Over the past 10 years or so, it has felt like every legislative action involving Social Security was aimed at cutting benefits and making the system difficult to work with. Representing our disability clients has gotten harder, not easier. But the Social Security 2100 Act could be the first step towards finally making the system better for recipients.
The Social Security 2100 Act was reintroduced in late October by Chairman John Larson (D-CT) of the Ways and Means Social Security Subcommittee. The Act suggests several changes to the existing Social Security system that would expand benefits and hopefully make the system easier to navigate for both disability applicants and my fellow disability attorneys.
One change that could make the most difference for our clients is the removal of the 5-month waiting period. Disability applicants must wait an additional five months from their onset date to start receiving benefits – which doesn’t make much sense, as this is money they rightfully deserve because of their condition. While applying for SSDI, applicants have to stop working or drastically cut back on work hours to meet the low SSDI earning limit, but living expenses like rent and groceries keep piling up while they wait. SSI may provide some help but not every SSDI applicant qualifies for SSI. Our clients need their benefits to start as soon as possible after they’ve been approved. Eliminating the 5-month waiting period would grant them immediate access to their disability benefits.
Another positive change will be the improved cost of living adjustment (COLA). The COLA usually increases SSDI payments a little bit every year to keep up with inflation. However, Social Security recipients are usually older and have different expenses that aren’t reflected in the COLA formula. The new formula would use CPI-E, or the costs of goods and services used by the elderly, so their benefits should more accurately reflect their cost of living.
Other proposed changes to the system include:
- 2% benefit bump to current and new beneficiaries, effective 2022.
- Raising the Social Security tax cap to incomes up to $400,000 (it is currently capped at $142,800).

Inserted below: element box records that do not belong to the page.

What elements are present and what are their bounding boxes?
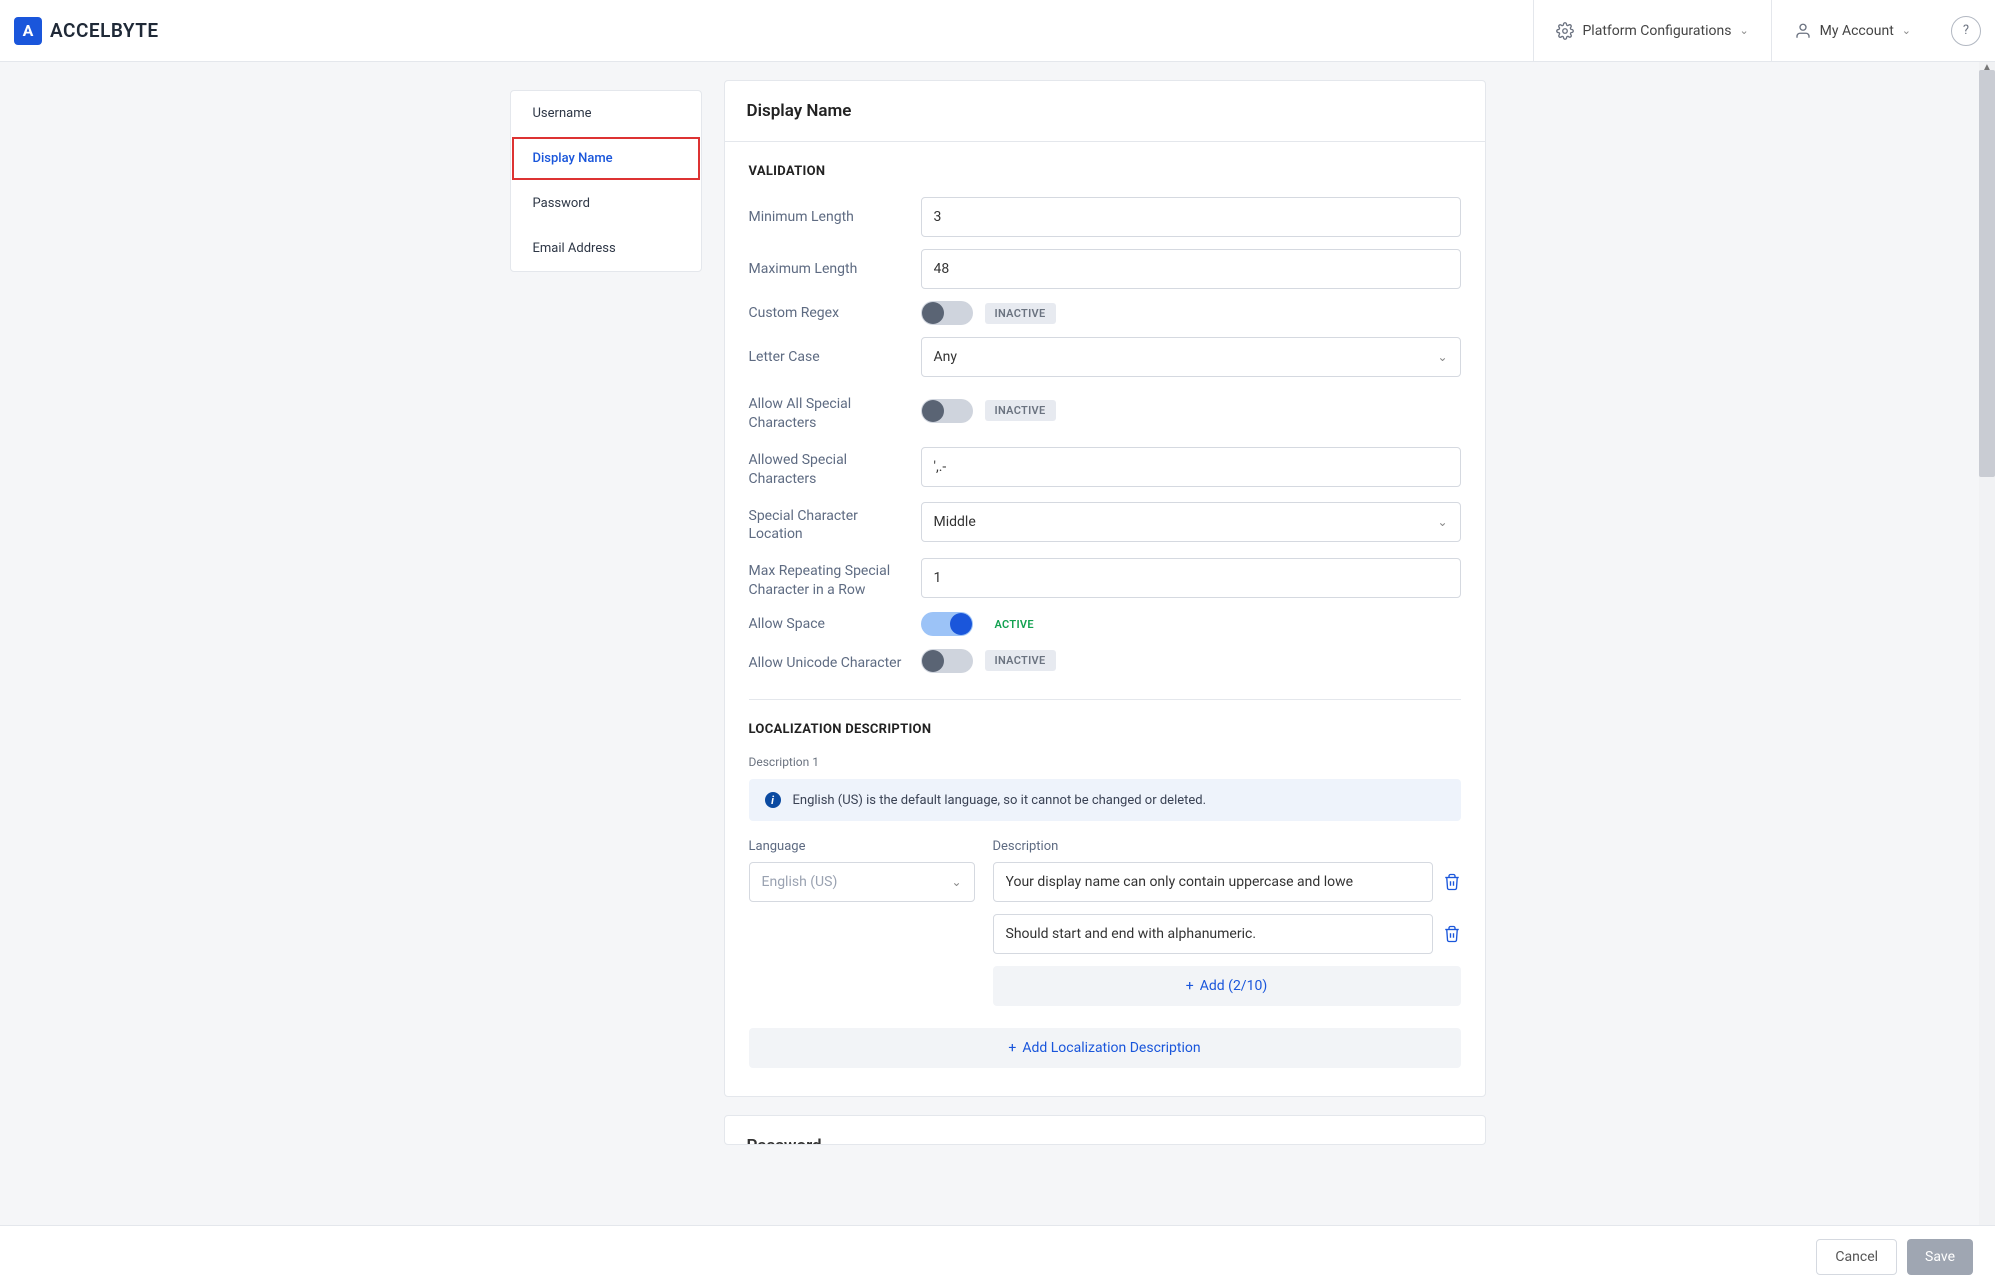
max-length-label: Maximum Length bbox=[749, 260, 921, 279]
info-text: English (US) is the default language, so… bbox=[793, 793, 1207, 808]
scrollbar[interactable]: ▲ bbox=[1979, 62, 1995, 1225]
my-account-label: My Account bbox=[1820, 23, 1894, 39]
info-box: i English (US) is the default language, … bbox=[749, 779, 1461, 821]
language-select[interactable]: English (US) ⌄ bbox=[749, 862, 975, 902]
next-card: Password bbox=[724, 1115, 1486, 1145]
validation-section-label: VALIDATION bbox=[749, 164, 1461, 179]
allow-special-label: Allow All Special Characters bbox=[749, 389, 921, 433]
language-col-head: Language bbox=[749, 839, 975, 854]
description-row-1 bbox=[993, 862, 1461, 902]
add-description-button[interactable]: + Add (2/10) bbox=[993, 966, 1461, 1006]
plus-icon: + bbox=[1008, 1040, 1016, 1056]
description-row-2 bbox=[993, 914, 1461, 954]
special-loc-label: Special Character Location bbox=[749, 501, 921, 545]
chevron-down-icon: ⌄ bbox=[1902, 24, 1911, 37]
info-icon: i bbox=[765, 792, 781, 808]
chevron-down-icon: ⌄ bbox=[1437, 515, 1447, 529]
plus-icon: + bbox=[1186, 978, 1194, 994]
logo-mark-icon: A bbox=[14, 17, 42, 45]
allow-special-toggle[interactable] bbox=[921, 399, 973, 423]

- Improving benefits for widows and widowers in a two-income household.
- Increasing the minimum benefit level to 25 percent over the poverty line, and making it wage-indexed rather than price-indexed, so low-income workers will not have to worry about retiring into poverty.
- Providing caregiver credits for recipients who left the workforce to care for children or a dependent relative. Social Security benefits are based on years spent in the workforce, but it unfairly punishes women and others who had to stop working to take care of their families. The caregiver credit will cover up to 5 years.
- Increasing the cap on allowable fees charged by attorneys and other professional representatives should a disability case go before a judge to a wage-indexed amount, though it would remain capped at 25 percent. It has been 12 years since the fee limit was raised to $6,000, but the work hasn’t gotten any easier. The work and the pay should go hand in hand.
Now that the bill has been reintroduced, my fellow disability attorneys and I have sent letters to our representatives urging them to pass this bill. The Social Security 2100 Act will make a difference to our clients and all beneficiaries. For the first time in a long time, things are looking up for the program.